L'ascension du Volcan Cotacachi
Je vais vous conter ici bas, l’histoire d’une ascension vertigineuse … Pas vertigineuse ? … Hors du commun alors ? J’exagère ?
Bon, tout commence par l’envie d’une longue randonnée en solitaire pour se recentrer un peu sur soi même. Etant à Quito, la capitale de l’Equateur, je cherche les possibles volcans/montagnes à proximité, lorsque un ami me parle du Lac Cuicocha, apparemment une merveille de la nature.
Je regarde donc sur la carte, et, surprise ! Il y a un Trail partant du lac jusqu’au sommet du volcan Cotacachi à 4944 mètres, il paraîtrait même qu’un guide ne serait pas requis, encore mieux !
Je prépare donc mon sac (tente, duvet, vêtements chauds, lampe, réchaud, nourriture, eau, boussole, caméra…), puis je pars me coucher car demain matin réveille à 6h pour départ à 7h30.
10 Heures
Me voilà à la ville de Cotacachi, ville la plus proche du lac de Cuicocha. Je siffle un taxi qui s’arrête au coin d’une rue fréquentée, bloquant le trafic, je lui demande alors le prix que cela me coûterait de me rendre au lac. Calmement, il me répond 6$ … 6… dollars … Pour combien de temps ?! Ça me parait un peu cher, lui dis-je. Toujours tranquillement malgré les voitures klaxonnant derrière nous, il me rétorque que le trajet dure 20 minutes, puis, me montre une fiche sur laquelle est inscrite tous les prix liés aux destinations. Sachant que je ne paie pas d’entrée, ni de guide, ni de tour, je monte dans le taxi.
10 Heures 20 Minutes
Arrivé au lac, je m’émerveille rapidement avant de commencer le trail. Sachant qu’il me faudra environ 4 à 5 heures pour arriver au début du sentier qui mène au volcan, je ne perds pas de temps.
11 Heures
Je marche avec mon sac de 20kg depuis trente minutes, il ne fait pas très chaud, mais je suis tout de même en T-Shirt.
Ce chemin correspondrait plus à une route, loin de ce que j’imaginais au niveau nature. Soudain, j’entends une voiture arriver, je ne me pose pas vraiment de questions, et continue à marcher. La voiture s’arrête, l’homme à l’intérieur se présente, il est garde de la réserve, et me questionne sur ma venue ici.

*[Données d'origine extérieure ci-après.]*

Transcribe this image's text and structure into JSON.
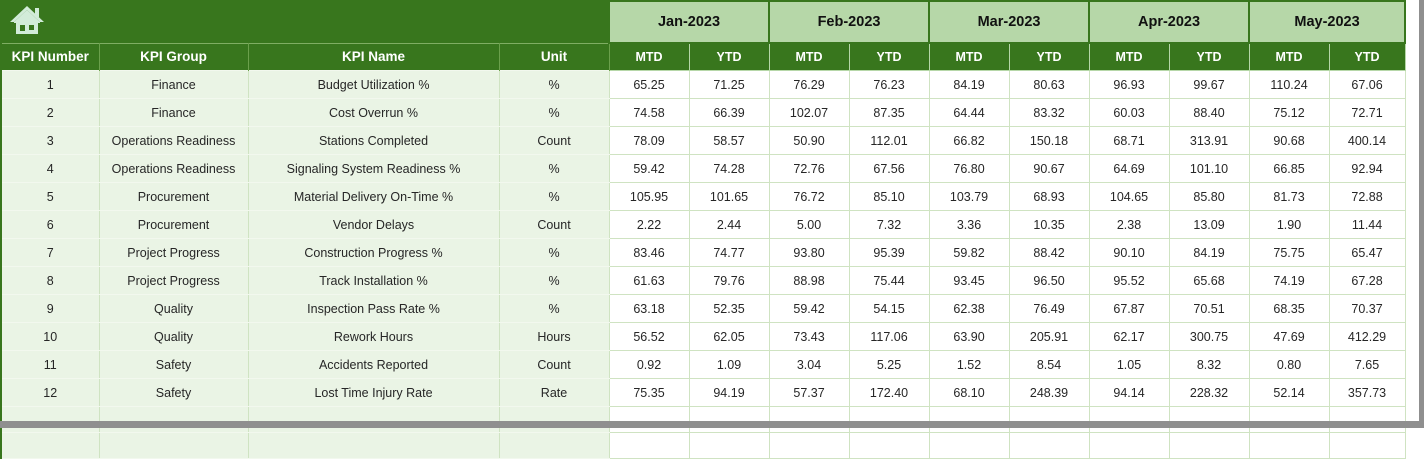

Impossible me dit-il, sans autorisation préalable, nous serons en faute s’il vous arrive quelque chose. Je me propose donc de lui faire un papier sur lequel je décharge le parc de toute responsabilité en cas d’accident, ce qu’il refuse bien évidemment. Il me ramène donc à l’entrée, pour signer … Un papier de décharge. Et oui. Je régule donc ma situation en 5 petites minutes.
11 Heures 30 minutes
M’ayant ramené au point où il m’avait embarqué, je reprends la marche où je l’avais laissé. Plusieurs voitures passeront, me proposeront de m’avancer, ce que je refuserais avec un sourire.
12 Heures 35 minutes
J’ai parcouru 4,2 kilomètres. J’ai du mal à garder ma respiration, je dois faire une pause toute les dix minutes pour me calmer, je m’autorise donc à recourir à mon inhalateur.
13 Heures
J’atteins un mirador qui donne sur le lac de Cuicocha, j’en profite pour faire une pause de trois quart d’heure. Je grignote quelques fruits sec, je bois de l’eau, et m’allonge dans l’herbe.
15 Heures 30 minutes
Il pleut depuis environ deux heures. Le backpack commence à me peser sur le bassin, je sens mon dos douloureux et mes pas lourds. Quelques questions me viennent alors, si un 4×4 passe est ce que je lui demande de me monter un peu plus haut ? Est ce que je plante ma tente maintenant pour me reposer ? Non .. Ce n’est pas envisageable, j’ai parcouru 10 kilomètres, il m’en manque 2,5 avant d’arriver au lieu de repos. Courage !
16 Heures 30 minutes
J’ai atteint mon objectif, j’ai parcouru un peu plus de 12,5 kilomètres sur un dénivelé d’environ 1000 mètres. Je plante la tente rapidement car le froid commence à me saisir, déballe en vitesse vêtements chauds et duvet, avant de trouver refuge dans ce dernier. Le temps passe, je suis dans les nuages, je ne vois rien autour de moi. Je ferme les yeux, et me concentre sur reposer mon corps.
18 Heures 30 minutes
J’entends des voitures s’approcher, des phares illuminés ma tente, puis le bruit d’un moteur qui s’arrête. Des voix retentissent, deux, trois, quatre, puis très vite au bruit des portières c’est tout un groupe qui est là. J’enfile mes chaussures et sors de mon doux cocon.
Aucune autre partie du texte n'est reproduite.